Publication year - 2020
Publication title -
nephrology
Language(s) - English
Resource type - Journals
SCImago Journal Rank - 0.752
H-Index - 61
eISSN - 1440-1797
pISSN - 1320-5358
DOI - 10.1111/nep.13722
Subject(s) - medicine , eculizumab , cohort , atypical hemolytic uremic syndrome , demographics , cohort study , haemolytic uraemic syndrome , pediatrics , disease , immunology , complement system , demography , antibody , biochemistry , chemistry , escherichia coli , gene , sociology
Abstract Aims To describe the baseline characteristics and treatment of Australian patients diagnosed with atypical haemolytic uraemic syndrome (aHUS) reported to the Global aHUS Registry. Methods Descriptive analysis of the Australian cohort with aHUS (n = 106) was undertaken for demographics, disease characteristics and prior treatment with eculizumab; comparing with the global cohort (n = 1688) for certain pre‐specified disease characteristics.
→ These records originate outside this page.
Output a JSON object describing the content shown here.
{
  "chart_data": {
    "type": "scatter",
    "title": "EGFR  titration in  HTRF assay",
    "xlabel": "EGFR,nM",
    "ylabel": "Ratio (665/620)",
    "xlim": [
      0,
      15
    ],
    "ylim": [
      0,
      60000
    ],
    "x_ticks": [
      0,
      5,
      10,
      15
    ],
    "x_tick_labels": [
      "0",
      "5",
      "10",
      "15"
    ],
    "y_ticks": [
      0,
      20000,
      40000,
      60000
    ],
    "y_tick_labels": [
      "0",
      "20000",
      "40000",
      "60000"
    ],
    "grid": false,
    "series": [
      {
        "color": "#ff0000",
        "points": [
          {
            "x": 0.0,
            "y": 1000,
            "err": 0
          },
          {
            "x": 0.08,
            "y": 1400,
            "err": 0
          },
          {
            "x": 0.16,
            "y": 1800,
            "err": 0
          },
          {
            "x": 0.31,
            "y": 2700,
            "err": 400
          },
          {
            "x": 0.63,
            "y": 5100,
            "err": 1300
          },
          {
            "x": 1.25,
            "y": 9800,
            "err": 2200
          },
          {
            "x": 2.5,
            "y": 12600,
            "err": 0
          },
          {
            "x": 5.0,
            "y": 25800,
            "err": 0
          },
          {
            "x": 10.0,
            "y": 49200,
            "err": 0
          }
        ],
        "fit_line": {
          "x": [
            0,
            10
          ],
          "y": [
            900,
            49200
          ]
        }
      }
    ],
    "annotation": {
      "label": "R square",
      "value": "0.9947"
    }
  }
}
Results In Australia, almost two‐thirds of patients diagnosed with aHUS were female and over 80% of patients were Caucasians, with similar proportions reported in the global cohort. Less than 6% of patients in the Australia and global cohorts were reported to have a history of autoimmune disease (4% vs 2%, respectively; P = .21) or cancer (5% vs 5%, respectively; P = .93), conditions that have been associated with secondary HUS. In the Australian cohort, 26% had received a kidney transplant and 68% of patients had received eculizumab. Kidneys were the most common organ involvement, followed by gastrointestinal tract (26%) and cardiovascular system (19%), with 35% of patients reported to have had at least two organs involved within 6 months prior to baseline visit or entry into the registry. Complement factor H was the most common pathogenic complement gene variant in the Australian patients. Conclusion Data from the aHUS registry confirms and defines region‐specific disease characteristics among a selected group of Australian children and adults with aHUS reported to the registry. Ongoing and more inclusive data will provide further information about temporal trends and treatment outcomes, representing a unique opportunity for clinicians and researchers to further develop knowledge surrounding this rare disease.